6. If a Standalone (i.e., algorithm only without human-in-the-loop performance) Was Done:
No, the studies described were focused on the display quality of the Vitrea View software in conjunction with diagnostic monitors, for review by human radiologists. It was not a standalone algorithmic performance evaluation.
7. The Type of Ground Truth Used:
The ground truth was established by the subjective rating of "experienced radiologists" on the "overall clinical image quality" and other specific image quality parameters. This is effectively expert consensus on image quality and clinical equivalence for diagnostic use. It does not appear to involve pathology or outcomes data to define disease presence or absence.
8. The Sample Size for the Training Set:
The document does not specify a training set or its size. The studies described are verification and validation of the device's performance, not the training of a machine learning model.
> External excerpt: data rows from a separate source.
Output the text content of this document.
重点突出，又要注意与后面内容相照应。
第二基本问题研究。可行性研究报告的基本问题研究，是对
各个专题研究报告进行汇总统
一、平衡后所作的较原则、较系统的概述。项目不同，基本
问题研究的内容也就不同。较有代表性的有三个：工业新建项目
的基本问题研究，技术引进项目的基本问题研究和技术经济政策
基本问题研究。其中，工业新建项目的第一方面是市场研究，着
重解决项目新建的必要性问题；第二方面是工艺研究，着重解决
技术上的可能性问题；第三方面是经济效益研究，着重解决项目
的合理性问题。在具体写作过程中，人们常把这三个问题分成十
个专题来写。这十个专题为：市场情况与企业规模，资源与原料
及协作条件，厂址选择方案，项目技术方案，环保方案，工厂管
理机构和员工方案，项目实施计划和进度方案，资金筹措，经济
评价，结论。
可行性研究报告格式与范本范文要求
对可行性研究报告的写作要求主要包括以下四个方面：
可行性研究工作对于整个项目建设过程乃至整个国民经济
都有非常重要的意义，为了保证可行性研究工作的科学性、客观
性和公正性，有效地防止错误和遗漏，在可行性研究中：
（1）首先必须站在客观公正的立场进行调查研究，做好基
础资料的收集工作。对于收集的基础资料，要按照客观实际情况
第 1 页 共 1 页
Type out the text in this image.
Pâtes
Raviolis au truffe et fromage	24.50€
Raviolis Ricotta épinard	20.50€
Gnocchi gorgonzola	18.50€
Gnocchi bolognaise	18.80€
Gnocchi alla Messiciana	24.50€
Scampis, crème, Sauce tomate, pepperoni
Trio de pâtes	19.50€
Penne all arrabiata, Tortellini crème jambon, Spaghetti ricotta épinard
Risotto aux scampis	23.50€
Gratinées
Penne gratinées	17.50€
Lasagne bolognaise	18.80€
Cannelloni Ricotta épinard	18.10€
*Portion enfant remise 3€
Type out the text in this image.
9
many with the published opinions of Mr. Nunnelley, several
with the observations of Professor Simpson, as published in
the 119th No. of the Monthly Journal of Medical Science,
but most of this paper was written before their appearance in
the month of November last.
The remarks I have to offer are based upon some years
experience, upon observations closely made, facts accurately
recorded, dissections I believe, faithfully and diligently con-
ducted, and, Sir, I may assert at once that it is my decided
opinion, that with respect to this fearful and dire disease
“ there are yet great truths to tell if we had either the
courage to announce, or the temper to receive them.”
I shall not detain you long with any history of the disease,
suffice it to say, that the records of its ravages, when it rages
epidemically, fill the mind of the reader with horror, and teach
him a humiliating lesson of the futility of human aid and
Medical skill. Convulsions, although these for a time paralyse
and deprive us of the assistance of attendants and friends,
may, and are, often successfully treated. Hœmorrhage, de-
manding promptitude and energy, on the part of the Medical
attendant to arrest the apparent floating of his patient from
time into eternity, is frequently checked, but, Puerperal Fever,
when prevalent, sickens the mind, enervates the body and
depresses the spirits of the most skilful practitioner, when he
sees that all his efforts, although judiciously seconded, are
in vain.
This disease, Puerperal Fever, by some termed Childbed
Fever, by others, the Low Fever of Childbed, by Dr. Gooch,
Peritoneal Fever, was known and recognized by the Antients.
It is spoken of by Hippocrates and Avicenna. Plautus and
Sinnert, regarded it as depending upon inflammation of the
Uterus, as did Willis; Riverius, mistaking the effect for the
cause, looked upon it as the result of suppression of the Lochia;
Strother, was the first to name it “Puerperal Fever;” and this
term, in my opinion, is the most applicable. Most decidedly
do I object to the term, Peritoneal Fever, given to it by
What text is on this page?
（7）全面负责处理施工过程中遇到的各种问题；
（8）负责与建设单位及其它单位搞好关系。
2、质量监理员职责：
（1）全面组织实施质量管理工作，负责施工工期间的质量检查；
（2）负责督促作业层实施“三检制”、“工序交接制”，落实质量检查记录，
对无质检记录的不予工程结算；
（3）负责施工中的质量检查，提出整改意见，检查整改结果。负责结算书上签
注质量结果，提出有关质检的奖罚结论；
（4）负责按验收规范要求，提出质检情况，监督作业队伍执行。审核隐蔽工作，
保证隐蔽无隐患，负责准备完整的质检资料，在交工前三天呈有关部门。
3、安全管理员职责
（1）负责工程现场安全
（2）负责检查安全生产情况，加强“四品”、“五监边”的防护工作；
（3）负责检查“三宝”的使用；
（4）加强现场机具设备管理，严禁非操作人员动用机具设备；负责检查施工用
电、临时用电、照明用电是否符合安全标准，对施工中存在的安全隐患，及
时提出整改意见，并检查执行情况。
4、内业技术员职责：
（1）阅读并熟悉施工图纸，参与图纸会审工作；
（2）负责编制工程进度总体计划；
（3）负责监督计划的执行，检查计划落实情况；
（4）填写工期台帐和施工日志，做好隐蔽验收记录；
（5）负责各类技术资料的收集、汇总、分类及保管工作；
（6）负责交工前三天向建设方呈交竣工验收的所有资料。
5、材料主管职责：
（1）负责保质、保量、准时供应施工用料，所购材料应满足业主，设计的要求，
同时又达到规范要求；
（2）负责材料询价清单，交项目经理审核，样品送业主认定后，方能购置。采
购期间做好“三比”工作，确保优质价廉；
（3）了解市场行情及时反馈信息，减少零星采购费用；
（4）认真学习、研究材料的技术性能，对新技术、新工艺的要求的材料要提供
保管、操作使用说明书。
9. How the Ground Truth for the Training Set Was Established:
Not applicable, as no training set or ground truth establishment for a training set is mentioned in the provided text.
§ 892.2050 Medical image management and processing system.
(a)
Identification. A medical image management and processing system is a device that provides one or more capabilities relating to the review and digital processing of medical images for the purposes of interpretation by a trained practitioner of disease detection, diagnosis, or patient management. The software components may provide advanced or complex image processing functions for image manipulation, enhancement, or quantification that are intended for use in the interpretation and analysis of medical images. Advanced image manipulation functions may include image segmentation, multimodality image registration, or 3D visualization. Complex quantitative functions may include semi-automated measurements or time-series measurements.(b)
Classification. Class II (special controls; voluntary standards—Digital Imaging and Communications in Medicine (DICOM) Std., Joint Photographic Experts Group (JPEG) Std., Society of Motion Picture and Television Engineers (SMPTE) Test Pattern).